Pour s'en convaincre, il existe des POC : en Python, en Rust, en Go.
L'original (à ma connaissance) qui avait déjà été évoqué ici-même n'est plus disponible en ligne, sauf à aller le récupérer sur archive.org.
[^] # Re: Article écrit par qui ?
Posté par Thomas (site web personnel) . Évalué à 3 (+2/-0).
Article généré.
Les liens ne sont pas dans l'ordre, aucune touche humaine, froid et sec. Purement factuel. Aucune opinion.
Mais intéressant !
Merci à l'humain derrière le modèle de langage.
[^] # Re: Article écrit par qui ?
Posté par vpo . Évalué à 2 (+1/-0).
Le début indique qu’Anthropic a exigé le renommage de ClawdBot. Alors que vient faire OpenAI ("Peter Steinberger a dû consulter OpenAI avant le renommage final pour éviter de nouveaux conflits"). Bref, ça ressemble aux incohérences usuelles de génération automatique, où un modèle remplit les trous avec ce qui lui tombe sous la main de plus probable et en rapport avec le sujet…
[^] # Re: Article écrit par qui ?
Posté par flavien75 . Évalué à 4 (+3/-0).
De ce que j'en comprends, l'auteur ayant été échaudé par les ennuis avec Anthropic dus au fait que le nom était trop proche, donc avant de renommer en OpenClaw, il a préféré consulter OpenAI histoire d'éviter de repartir dans des batailles juridiques.
Je ne vois pas d'incohérence ici
Les vrais naviguent en -42
[^] # Re: Article écrit par qui ?
Posté par vpo . Évalué à 2 (+1/-0).
Ah je n'avais pas compris comme ça.
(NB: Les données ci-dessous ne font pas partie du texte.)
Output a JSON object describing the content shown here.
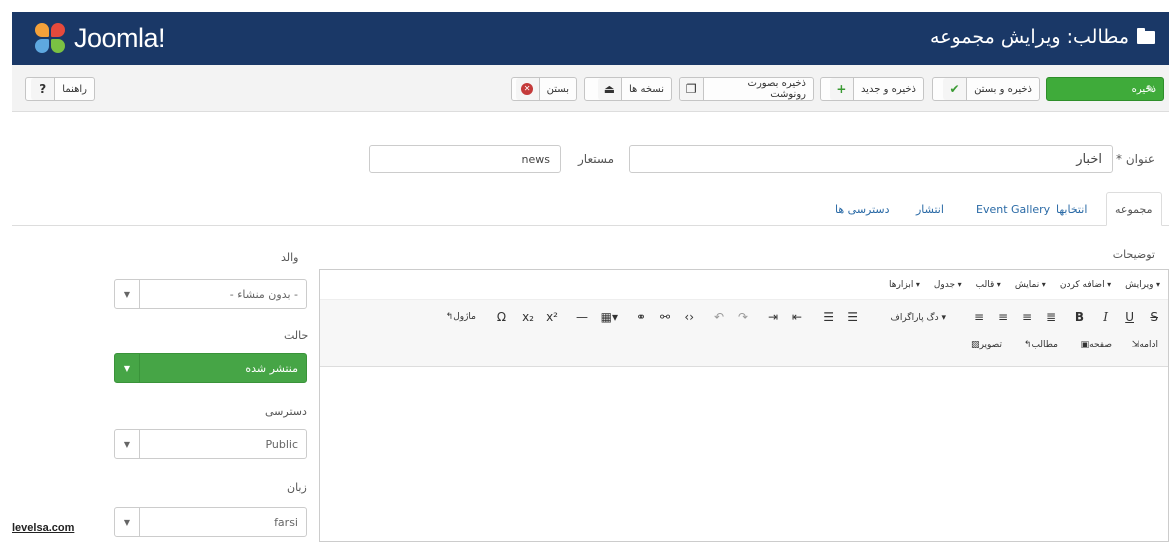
{
  "header": {
    "logo_text": "Joomla!",
    "title": "مطالب: ویرایش مجموعه",
    "bg_color": "#1a3867"
  },
  "toolbar": {
    "save_label": "ذخیره",
    "save_close_label": "ذخیره و بستن",
    "save_new_label": "ذخیره و جدید",
    "save_copy_label": "ذخیره بصورت رونوشت",
    "versions_label": "نسخه ها",
    "close_label": "بستن",
    "help_label": "راهنما",
    "accent_color": "#3fab3a"
  },
  "form": {
    "title_label": "عنوان *",
    "title_value": "اخبار",
    "alias_label": "مستعار",
    "alias_value": "news"
  },
  "tabs": [
    {
      "label": "مجموعه"
    },
    {
      "label": "انتخابها"
    },
    {
      "label": "Event Gallery"
    },
    {
      "label": "انتشار"
    },
    {
      "label": "دسترسی ها"
    }
  ],
  "editor": {
    "description_label": "توضیحات",
    "menus": [
      "ویرایش",
      "اضافه کردن",
      "نمایش",
      "قالب",
      "جدول",
      "ابزارها"
    ],
    "format_select": "دگ پاراگراف",
    "tools": {
      "readmore": "ادامه",
      "article": "مطالب",
      "image": "تصویر",
      "module": "ماژول",
      "pagebreak": "صفحه"
    }
  },
  "sidebar": {
    "parent_label": "والد",
    "parent_value": "- بدون منشاء -",
    "state_label": "حالت",
    "state_value": "منتشر شده",
    "access_label": "دسترسی",
    "access_value": "Public",
    "language_label": "زبان",
    "language_value": "farsi"
  },
  "watermark": "levelsa.com"
}
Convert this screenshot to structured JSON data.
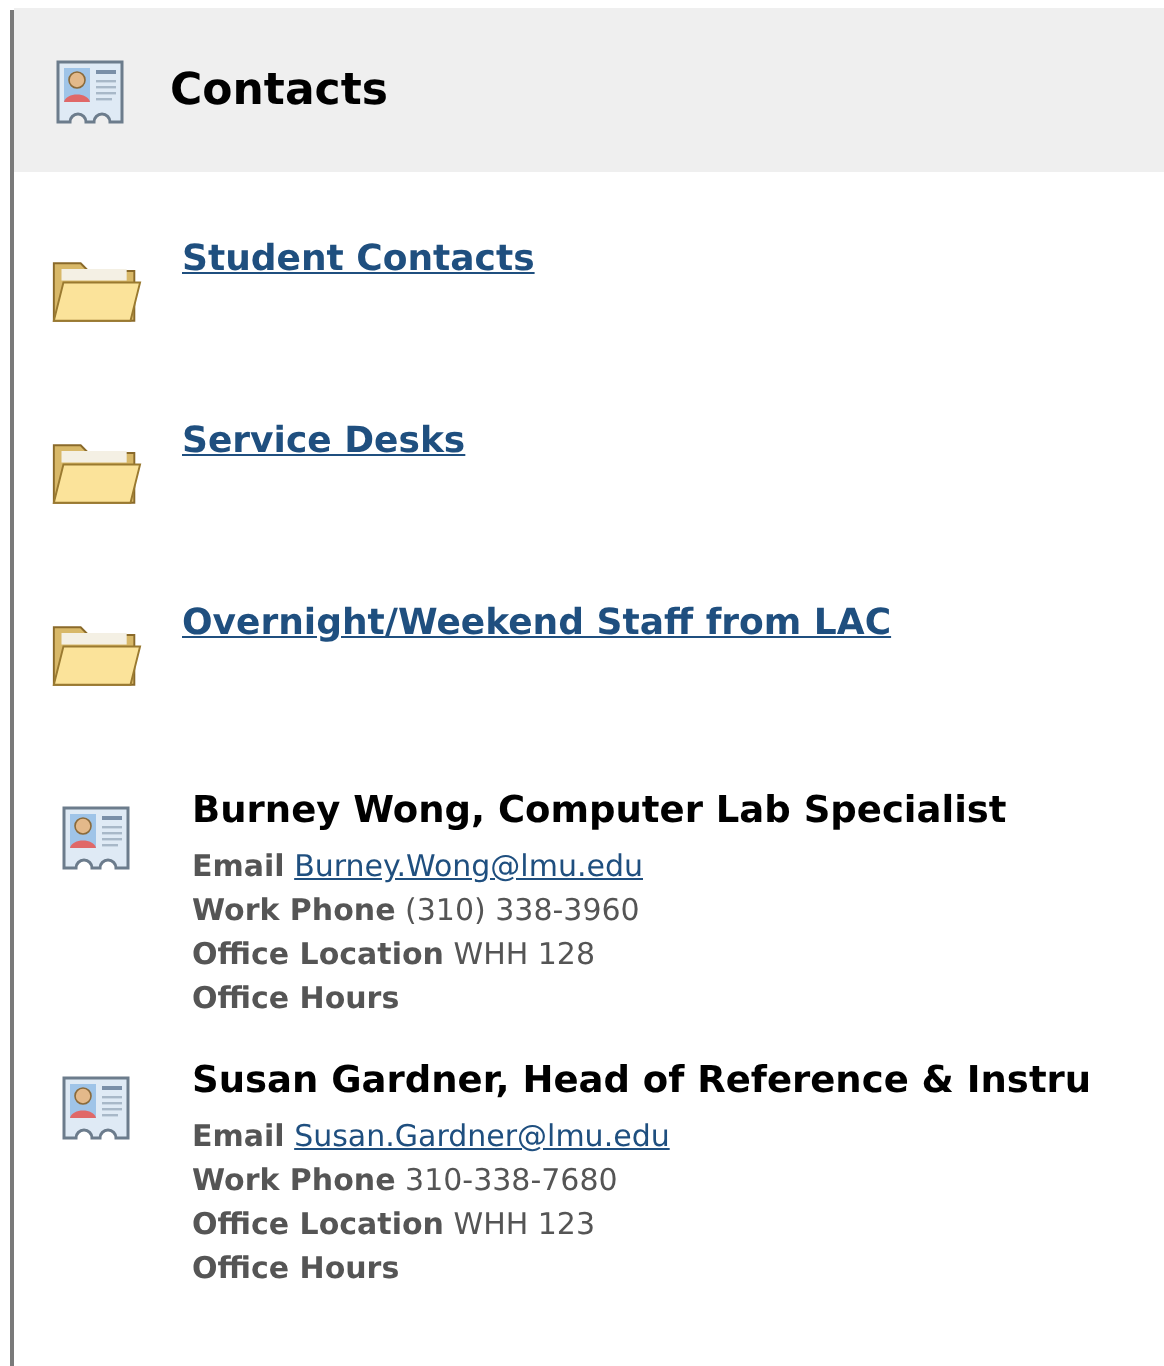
{
  "header": {
    "title": "Contacts"
  },
  "folders": [
    {
      "label": "Student Contacts"
    },
    {
      "label": "Service Desks"
    },
    {
      "label": "Overnight/Weekend Staff from LAC"
    }
  ],
  "contacts": [
    {
      "name": "Burney Wong, Computer Lab Specialist",
      "fields": [
        {
          "label": "Email",
          "value": "Burney.Wong@lmu.edu",
          "kind": "link"
        },
        {
          "label": "Work Phone",
          "value": "(310) 338-3960",
          "kind": "text"
        },
        {
          "label": "Office Location",
          "value": "WHH 128",
          "kind": "text"
        },
        {
          "label": "Office Hours"
        }
      ]
    },
    {
      "name": "Susan Gardner, Head of Reference & Instru",
      "fields": [
        {
          "label": "Email",
          "value": "Susan.Gardner@lmu.edu",
          "kind": "link"
        },
        {
          "label": "Work Phone",
          "value": "310-338-7680",
          "kind": "text"
        },
        {
          "label": "Office Location",
          "value": "WHH 123",
          "kind": "text"
        },
        {
          "label": "Office Hours"
        }
      ]
    }
  ]
}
Comme on est passé de Clawd à OpenClauw qui reprend quand même pas mal de lettres du nom ayant fait s'énerver Anthropic, il me semblait donc logique, dans le contexte, que Peter Steinberger aille demander son avis à Anthropic et non OpenAI.
Il y a quand même un paquet de projet libres qui utilisent Open dans leur nom et ce bien avant qu'OpenAI existe.
C'est pour ça que je suis surpris que la dépêche explique que c'est donc OpenAI qui a été consulté et non Anthropic pour le nouveau nom.
[^] # Re: Article écrit par qui ?
Posté par Jehan (site web personnel, Mastodon) . Évalué à 10 (+9/-1).
"Aujourd'hui j'ai copié le dessin de M. X mais ce dernier n'a pas apprécié et m'a envoyé ses avocats; alors demain je vais en parler à M. Y dont j'ai jamais rien copié s'il est d'accord pour que je continue de rien copier. Au moins je serai rassuré!"
Nope. Aucune incohérence! 🤦
Ce qu'il faut pas lire parfois pour justifier l'injustifiable! Quant à la supposition que ce serait le "Open" qui pourrait poser problème, faut être un sérieux à un moment. Si c'était un problème et qu'OpenAI se plaignait de cela, combien de projets existants pourrait décider d'attaquer en justice ces derniers car ils ont "Open" dans leur nom depuis bien plus longtemps que cette entité?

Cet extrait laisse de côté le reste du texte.